After facing the brunt of weak market sentiments, global financial meltdown, and fluctuating oil prices during the past few months, Dubai’s office market is finally opening up. Industry experts are expecting a rise in demand for the new office spaces thereby adding to the confidence of overall real estate industry in the region.
Upcoming Expo 2020, which will see many new businesses setting up their base in Dubai and in the neighbouring areas, is adding further impetus to the office space market.
According to reports, office market supply grew by up to 2.3 million sq-ft over year-to-date 2017. This supply increase is indicative of Dubai’s office market adjusting to the dominant need for single-owned prime stock – a segment where demand has consistently outstripped supply, said Dubai Office and Industrial Update, a Core Savills Research report (Q3 2017).
“Prime offices are now forecast to account for a substantial 71 percent of the total stock expected from 2017 to 2019, finally overtaking Grade B and C deliveries.
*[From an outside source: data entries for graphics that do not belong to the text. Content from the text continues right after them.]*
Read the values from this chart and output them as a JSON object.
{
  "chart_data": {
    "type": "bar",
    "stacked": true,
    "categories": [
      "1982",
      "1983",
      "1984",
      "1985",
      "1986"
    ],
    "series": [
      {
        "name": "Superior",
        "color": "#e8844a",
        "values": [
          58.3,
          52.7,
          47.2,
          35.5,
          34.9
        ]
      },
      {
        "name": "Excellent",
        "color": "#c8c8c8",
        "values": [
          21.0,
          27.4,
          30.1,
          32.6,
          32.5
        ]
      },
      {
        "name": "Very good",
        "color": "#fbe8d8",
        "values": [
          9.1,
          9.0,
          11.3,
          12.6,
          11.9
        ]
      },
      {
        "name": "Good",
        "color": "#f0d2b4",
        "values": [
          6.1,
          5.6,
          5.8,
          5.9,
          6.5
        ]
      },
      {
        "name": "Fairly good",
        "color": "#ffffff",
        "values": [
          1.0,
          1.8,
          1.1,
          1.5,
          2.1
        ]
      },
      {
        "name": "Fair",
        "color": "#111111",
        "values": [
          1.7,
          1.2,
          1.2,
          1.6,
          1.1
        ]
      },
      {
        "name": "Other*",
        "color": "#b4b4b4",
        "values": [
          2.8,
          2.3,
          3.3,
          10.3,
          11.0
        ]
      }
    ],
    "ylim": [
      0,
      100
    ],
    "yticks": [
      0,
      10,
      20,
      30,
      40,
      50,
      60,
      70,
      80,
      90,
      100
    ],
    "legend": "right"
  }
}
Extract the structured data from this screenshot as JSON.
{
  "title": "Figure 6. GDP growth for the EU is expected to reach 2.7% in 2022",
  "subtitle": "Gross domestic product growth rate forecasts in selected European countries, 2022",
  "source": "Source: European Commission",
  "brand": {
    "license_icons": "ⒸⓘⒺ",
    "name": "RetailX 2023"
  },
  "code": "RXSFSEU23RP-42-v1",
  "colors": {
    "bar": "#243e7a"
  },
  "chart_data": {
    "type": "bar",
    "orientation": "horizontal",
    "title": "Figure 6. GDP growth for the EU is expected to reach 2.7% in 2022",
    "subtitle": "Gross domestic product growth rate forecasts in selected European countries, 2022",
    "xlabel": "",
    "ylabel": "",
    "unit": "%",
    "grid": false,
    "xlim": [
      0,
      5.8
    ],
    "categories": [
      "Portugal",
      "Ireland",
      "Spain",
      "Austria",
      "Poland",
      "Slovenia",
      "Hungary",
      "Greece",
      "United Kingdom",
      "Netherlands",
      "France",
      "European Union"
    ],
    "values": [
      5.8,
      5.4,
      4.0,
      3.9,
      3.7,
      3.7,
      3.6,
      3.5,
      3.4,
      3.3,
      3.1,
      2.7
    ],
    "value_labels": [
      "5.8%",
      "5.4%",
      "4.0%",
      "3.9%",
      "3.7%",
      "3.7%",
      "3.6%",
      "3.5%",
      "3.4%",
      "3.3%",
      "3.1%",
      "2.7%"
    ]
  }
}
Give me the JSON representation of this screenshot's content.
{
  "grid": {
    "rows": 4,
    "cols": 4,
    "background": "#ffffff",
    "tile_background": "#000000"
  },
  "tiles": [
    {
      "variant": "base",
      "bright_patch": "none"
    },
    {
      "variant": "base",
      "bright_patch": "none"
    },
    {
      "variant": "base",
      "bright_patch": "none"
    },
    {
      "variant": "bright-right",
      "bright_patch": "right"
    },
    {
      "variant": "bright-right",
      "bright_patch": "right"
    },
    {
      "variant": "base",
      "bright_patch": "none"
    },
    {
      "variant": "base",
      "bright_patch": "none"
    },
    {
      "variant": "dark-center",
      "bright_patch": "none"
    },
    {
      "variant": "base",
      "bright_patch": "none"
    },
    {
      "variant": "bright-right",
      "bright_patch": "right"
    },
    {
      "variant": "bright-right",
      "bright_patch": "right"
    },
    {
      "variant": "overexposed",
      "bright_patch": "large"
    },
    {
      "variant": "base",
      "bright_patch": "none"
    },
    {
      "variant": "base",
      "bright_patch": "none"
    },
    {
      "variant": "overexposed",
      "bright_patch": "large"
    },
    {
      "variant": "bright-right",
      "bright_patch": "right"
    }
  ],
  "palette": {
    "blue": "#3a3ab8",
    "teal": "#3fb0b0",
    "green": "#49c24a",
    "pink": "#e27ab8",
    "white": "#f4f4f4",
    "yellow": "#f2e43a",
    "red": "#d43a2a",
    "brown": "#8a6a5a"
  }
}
This supply should see sustained absorption and relieve rental pressure from the high performing districts such as DIFC, DIC and DMC,” revealed the report.
Leasing market goes slow but steady
Amidst all this, Dubai’s office leasing market witnessed slow but steady growth in Q3 as UAE economic indicators experienced a boost in activities throughout the 2017. Grade A offices saw a welcome increase in supply, which is expected to relieve the upward pressure on rents in central prime areas.
By contrast, rents in the Grade B & C office segment have continued to soften due to persistent issues faced by strata office stock, evidenced by lower occupancy and sluggish demand. However, the lagging impact of office consolidation in the public and private sectors has kept enquiry levels relatively constant, restricting lease activity mostly to relocations, said the latest update from Core Savills.
Surge in demand
While economy keeps opening up, there was a series of positive demand drivers for the commercial real estate emerged over the course of 2017.
The Emirates NBD Dubai Economy Tracker Index (DETI) indicates the non-oil private sector saw solid expansion over the last few quarters, with a sharp rise in business activity and new work. This quarter also saw the business expectations index rising to from 67.7 in July to 68.5 in September.
Interestingly, according to Core Savills, demand for business centers and micro offices continues to be buoyant as occupiers with smaller spatial requirements, and new entrants in particular, prefer plug-and play facilities eliminating occupation timelines.
Expensive office spaces
Being the world’s top retail destination and hub of global brands, Dubai continues to command sky-high rents of office spaces. However, neighbouring gulf nations including Bahrain and Saudi Arabia have also experienced a rise in office space market but Dubai has taken a lead.
According to the Knight Frank skyscraper index, the city’s premium high-rise addresses command the 18th most expensive rents in the world — $44 per square foot. The tight financial condition is forcing many businesses to head towards cheaper destination like Jeddah and Manama. However, experts believe the trend has a positive side to it.
“Dubai can never lose its charm as it has the world-class infrastructure. Many startups from Jordan, Egypt and Lebanon maintain presence in their countries as well as in Dubai. If companies are heading to other GCC countries to keep operating costs in check, it means the entrepreneurial ecosystem in the Gulf is growing,” says Walid Hannan, CEO, MEVP.